Autrement dit, pas besoin de tout casser pour être efficace. Mais il faut s’emparer du sujet.

Une contrainte qui masque un changement de culture

Au fond, le décret tertiaire est moins un texte technique qu’une invitation – pressante – à revoir notre manière d’habiter, d’exploiter et de concevoir les bâtiments publics. Il interpelle sur la notion d’exemplarité, chère aux politiques publiques. Car comment sensibiliser les citoyens aux écogestes, aux économies d’énergie, si la commune ne montre pas l’exemple ?
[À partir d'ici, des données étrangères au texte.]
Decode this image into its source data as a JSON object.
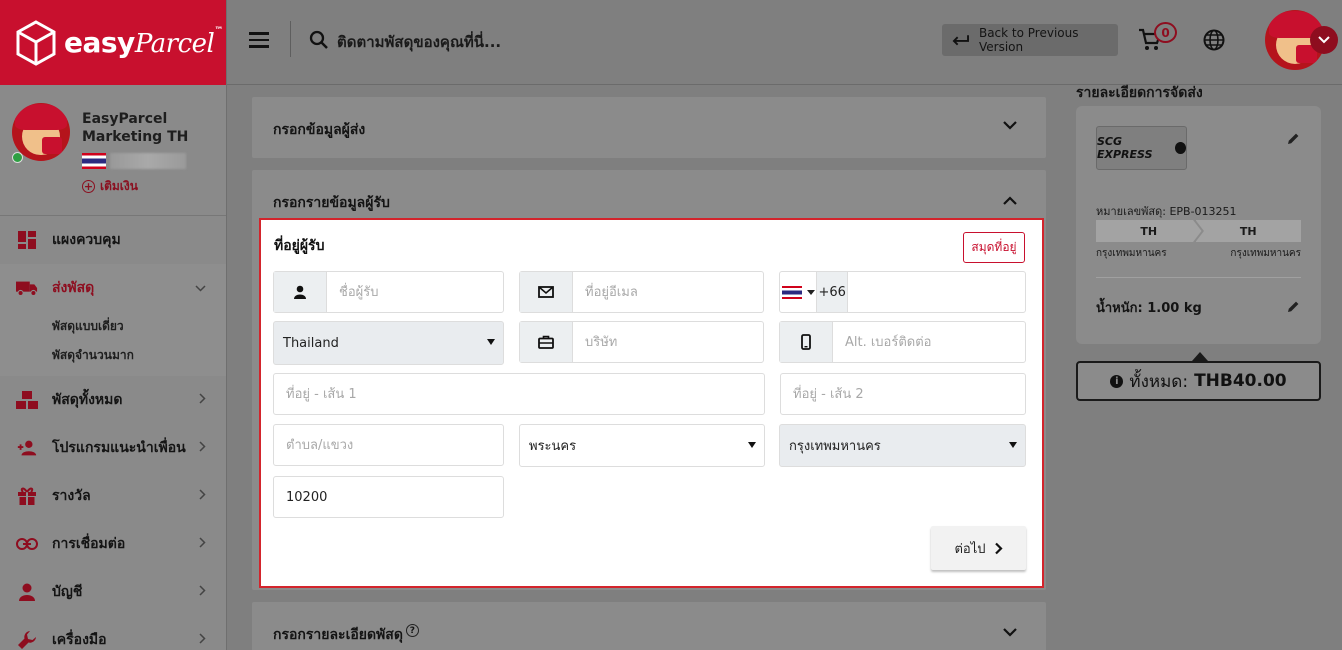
{
  "brand": {
    "logo_main": "easy",
    "logo_script": "Parcel",
    "logo_tm": "™"
  },
  "profile": {
    "name_line1": "EasyParcel",
    "name_line2": "Marketing TH",
    "topup_label": "เติมเงิน"
  },
  "nav": {
    "dashboard": "แผงควบคุม",
    "send_parcel": "ส่งพัสดุ",
    "send_single": "พัสดุแบบเดี่ยว",
    "send_bulk": "พัสดุจำนวนมาก",
    "all_parcels": "พัสดุทั้งหมด",
    "referral": "โปรแกรมแนะนำเพื่อน",
    "rewards": "รางวัล",
    "integrations": "การเชื่อมต่อ",
    "account": "บัญชี",
    "tools": "เครื่องมือ"
  },
  "header": {
    "search_placeholder": "ติดตามพัสดุของคุณที่นี่...",
    "back_label": "Back to Previous Version",
    "cart_count": "0"
  },
  "sections": {
    "sender": "กรอกข้อมูลผู้ส่ง",
    "receiver": "กรอกรายข้อมูลผู้รับ",
    "parcel": "กรอกรายละเอียดพัสดุ"
  },
  "receiver_form": {
    "title": "ที่อยู่ผู้รับ",
    "address_book": "สมุดที่อยู่",
    "name_placeholder": "ชื่อผู้รับ",
    "email_placeholder": "ที่อยู่อีเมล",
    "phone_code": "+66",
    "country": "Thailand",
    "company_placeholder": "บริษัท",
    "alt_phone_placeholder": "Alt. เบอร์ติดต่อ",
    "address1_placeholder": "ที่อยู่ - เส้น 1",
    "address2_placeholder": "ที่อยู่ - เส้น 2",
    "subdistrict_placeholder": "ตำบล/แขวง",
    "district": "พระนคร",
    "province": "กรุงเทพมหานคร",
    "postcode": "10200",
    "next_label": "ต่อไป"
  },
  "shipment": {
    "title": "รายละเอียดการจัดส่ง",
    "courier_name": "SCG EXPRESS",
    "tracking": "หมายเลขพัสดุ: EPB-013251",
    "from_code": "TH",
    "to_code": "TH",
    "from_city": "กรุงเทพมหานคร",
    "to_city": "กรุงเทพมหานคร",
    "weight_label": "น้ำหนัก:",
    "weight_value": "1.00 kg",
    "total_label": "ทั้งหมด:",
    "total_value": "THB40.00"
  },
  "colors": {
    "brand_red": "#c8102e",
    "dark_red": "#8e0d1f"
  }
}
Cette exigence n’est pas seulement symbolique. Les bâtiments publics, ouverts au public, concentrent une large partie des usages quotidiens : éducation, sport, administration… Ils sont donc à la fois lieux de service et vitrines de l’action publique. L’enjeu devient alors pédagogique, presque culturel.
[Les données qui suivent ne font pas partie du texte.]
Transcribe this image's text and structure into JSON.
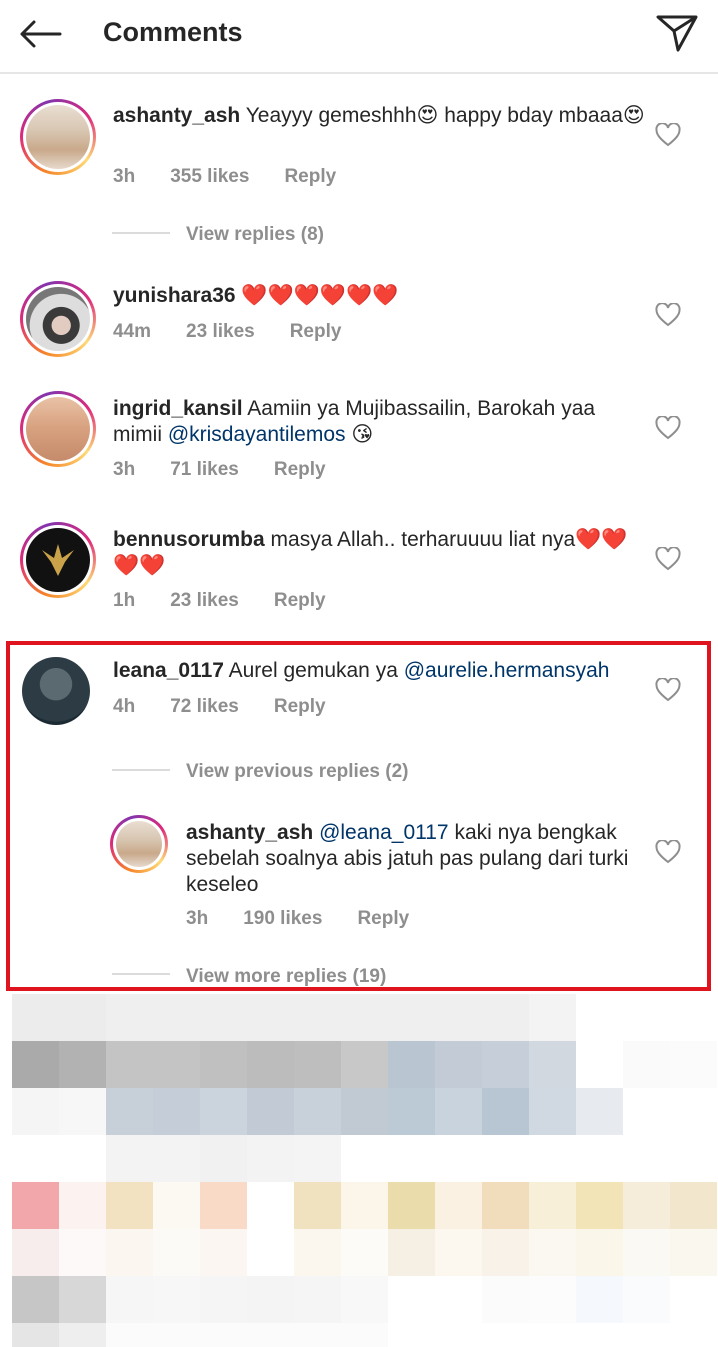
{
  "header": {
    "title": "Comments"
  },
  "comments": [
    {
      "username": "ashanty_ash",
      "text": " Yeayyy gemeshhh😍 happy bday mbaaa😍",
      "time": "3h",
      "likes": "355 likes",
      "reply": "Reply",
      "view_replies": "View replies (8)"
    },
    {
      "username": "yunishara36",
      "text": " ❤️❤️❤️❤️❤️❤️",
      "time": "44m",
      "likes": "23 likes",
      "reply": "Reply"
    },
    {
      "username": "ingrid_kansil",
      "text": " Aamiin ya Mujibassailin, Barokah yaa mimii ",
      "mention": "@krisdayantilemos",
      "emoji": " 😘",
      "time": "3h",
      "likes": "71 likes",
      "reply": "Reply"
    },
    {
      "username": "bennusorumba",
      "text": " masya Allah.. terharuuuu liat nya❤️❤️❤️❤️",
      "time": "1h",
      "likes": "23 likes",
      "reply": "Reply"
    },
    {
      "username": "leana_0117",
      "text": " Aurel gemukan ya ",
      "mention": "@aurelie.hermansyah",
      "time": "4h",
      "likes": "72 likes",
      "reply": "Reply",
      "view_previous": "View previous replies (2)",
      "view_more": "View more replies (19)"
    }
  ],
  "reply": {
    "username": "ashanty_ash",
    "mention": "@leana_0117",
    "text": " kaki nya bengkak sebelah soalnya abis jatuh pas pulang dari turki keseleo",
    "time": "3h",
    "likes": "190 likes",
    "reply": "Reply"
  },
  "colors": {
    "highlight": "#e0141e",
    "mention": "#003569",
    "meta": "#8e8e8e"
  }
}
Si certains élus regrettent la surcharge réglementaire, beaucoup reconnaissent que cette obligation a au moins un mérite : elle pousse à agir, à structurer une politique énergétique locale, et à se poser les bonnes questions. Même si elles dérangent.

Et si cette transition énergétique un peu forcée devenait une opportunité d’innovation territoriale ?

La question mérite d’être posée.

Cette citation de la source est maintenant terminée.